Au sein de ces 2 entités, les raccours sont la classe dominante, la Philosophie étant que sans bras ni jambes on ne peut pas faire la guerre et donc si l’homme fait le choix d’être raccourci il fait le choix de vivre dans un monde de paix « If you have arms, you have arms !! ». Le Docteur Martine va rencontrer tour à tour des pros pros pour qui les pros certes plus puissants que des membres peuvent s’enlever et donc être neutralisés, des antis Pros pour qui le choix d’être raccours ne peut pas s’accommoder des membres de remplacement plus puissants que les membres d’origine, des dignitaires de l’Union ayant sensiblement la même philosophie raccours mais qui démontent que ce monde bipolaire où le choix de la paix à tout prix a été fait reste toutefois d’un équilibre fragile quand il en va des intérêts de chacun …. Mais surtout Martine va faire une découverte…….
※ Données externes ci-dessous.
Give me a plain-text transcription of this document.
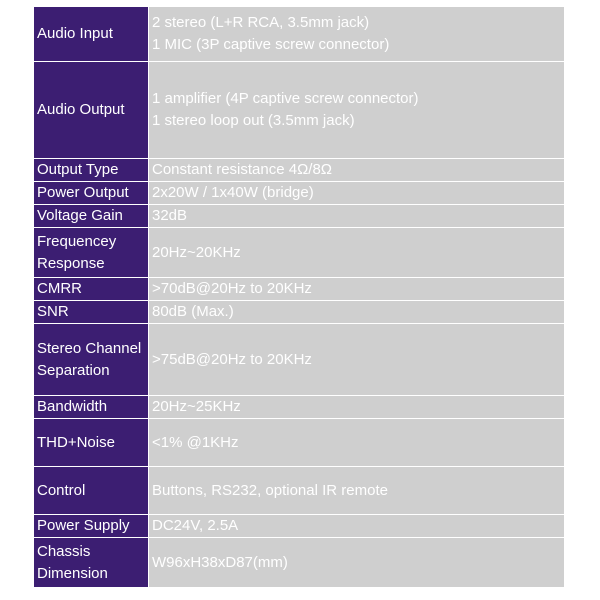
Audio Input	2 stereo (L+R RCA, 3.5mm jack)
1 MIC (3P captive screw connector)

Audio Output	1 amplifier (4P captive screw connector)
1 stereo loop out (3.5mm jack)

Output Type	Constant resistance 4Ω/8Ω

Power Output	2x20W / 1x40W (bridge)

Voltage Gain	32dB

Frequencey Response	20Hz~20KHz

CMRR	>70dB@20Hz to 20KHz

SNR	80dB (Max.)

Stereo Channel Separation	>75dB@20Hz to 20KHz

Bandwidth	20Hz~25KHz

THD+Noise	<1% @1KHz

Control	Buttons, RS232, optional IR remote

Power Supply	DC24V, 2.5A

Chassis Dimension	W96xH38xD87(mm)
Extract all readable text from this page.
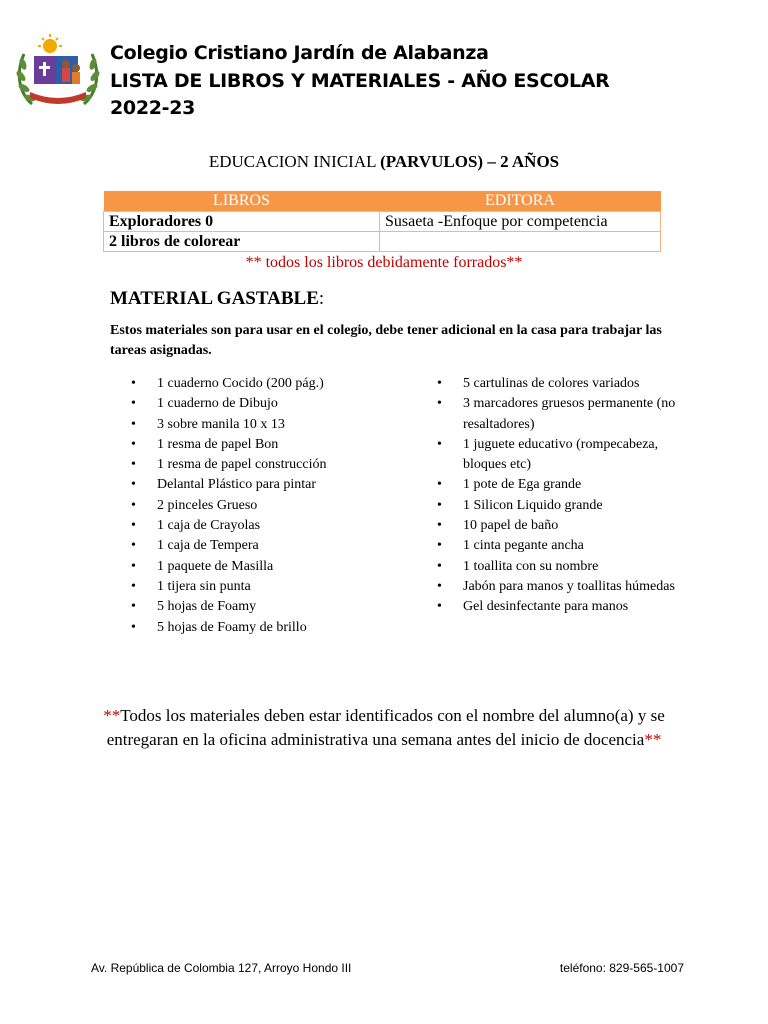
Colegio Cristiano Jardín de Alabanza
LISTA DE LIBROS Y MATERIALES - AÑO ESCOLAR
2022-23
EDUCACION INICIAL (PARVULOS) – 2 AÑOS
LIBROS	EDITORA
Exploradores 0	Susaeta -Enfoque por competencia
2 libros de colorear	
** todos los libros debidamente forrados**
MATERIAL GASTABLE:
Estos materiales son para usar en el colegio, debe tener adicional en la casa para trabajar las tareas asignadas.
• 1 cuaderno Cocido (200 pág.)
• 1 cuaderno de Dibujo
• 3 sobre manila 10 x 13
• 1 resma de papel Bon
• 1 resma de papel construcción
• Delantal Plástico para pintar
• 2 pinceles Grueso
• 1 caja de Crayolas
• 1 caja de Tempera
• 1 paquete de Masilla
• 1 tijera sin punta
• 5 hojas de Foamy
• 5 hojas de Foamy de brillo
• 5 cartulinas de colores variados
• 3 marcadores gruesos permanente (no resaltadores)
• 1 juguete educativo (rompecabeza, bloques etc)
• 1 pote de Ega grande
• 1 Silicon Liquido grande
• 10 papel de baño
• 1 cinta pegante ancha
• 1 toallita con su nombre
• Jabón para manos y toallitas húmedas
• Gel desinfectante para manos
**Todos los materiales deben estar identificados con el nombre del alumno(a) y se entregaran en la oficina administrativa una semana antes del inicio de docencia**
Av. República de Colombia 127, Arroyo Hondo III	teléfono: 829-565-1007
Ce Roman d’anticipation, écrit en 1952 par Bernard Wolfe réinvente le combat Rousseau - Voltaire, d’un côté l’homme nait bon, la société le pervertit, de l’autre côté l’homme a construit la société à son image. Il est à ranger dans la catégorie des « 1984 », « le Meilleur des mondes » ou encore « Nous autres » et développe l’idée que l’homme est fait de pulsions agressives qu’il ne peut réfréner, que cette agressivité est partie inhérente de sa personnalité que si dangereuse pour lui et les autres soit-elle, elle est aussi la source de son inspiration. Philosophiquement, les hommes de l’après 3ème guerre mondiale ont donc fait le choix de se mutiler afin de ne pas en arriver à l’éradication de l’espèce humaine. La lobotomie était semble-t-il à l’époque une science en devenir. Le monde était en plein guerre froide et Bernard Wolfe a anticipé sur un monde qui aurait basculé à cet instant , ce qui n’a pas la même crédibilité que pourrait avoir le « Nous autres » de Zamiatine ou « «1984 » d’Orwell, il a toutefois quelque chose que les autres n’ont pas, il se déroule dans une période transitoire post guerre mondiale, rien n’est donc vraiment figé et on en est encore à penser sur le devenir du monde quand dans « 1984 » les choses sont déjà bien établies et dans lequel on nous en dévoile les conséquences, là on est face aux causes et à leurs possibles résolutions.
Wolfe nous démontre à travers ce roman, comment une pensée peut être interprétée et utilisée à des fins n’ayant rien à voir avec la pensée initiale, comme si Karl Marx en écrivant le capital avait prédit les goulags, le KGB, la dictature imposée au peuple.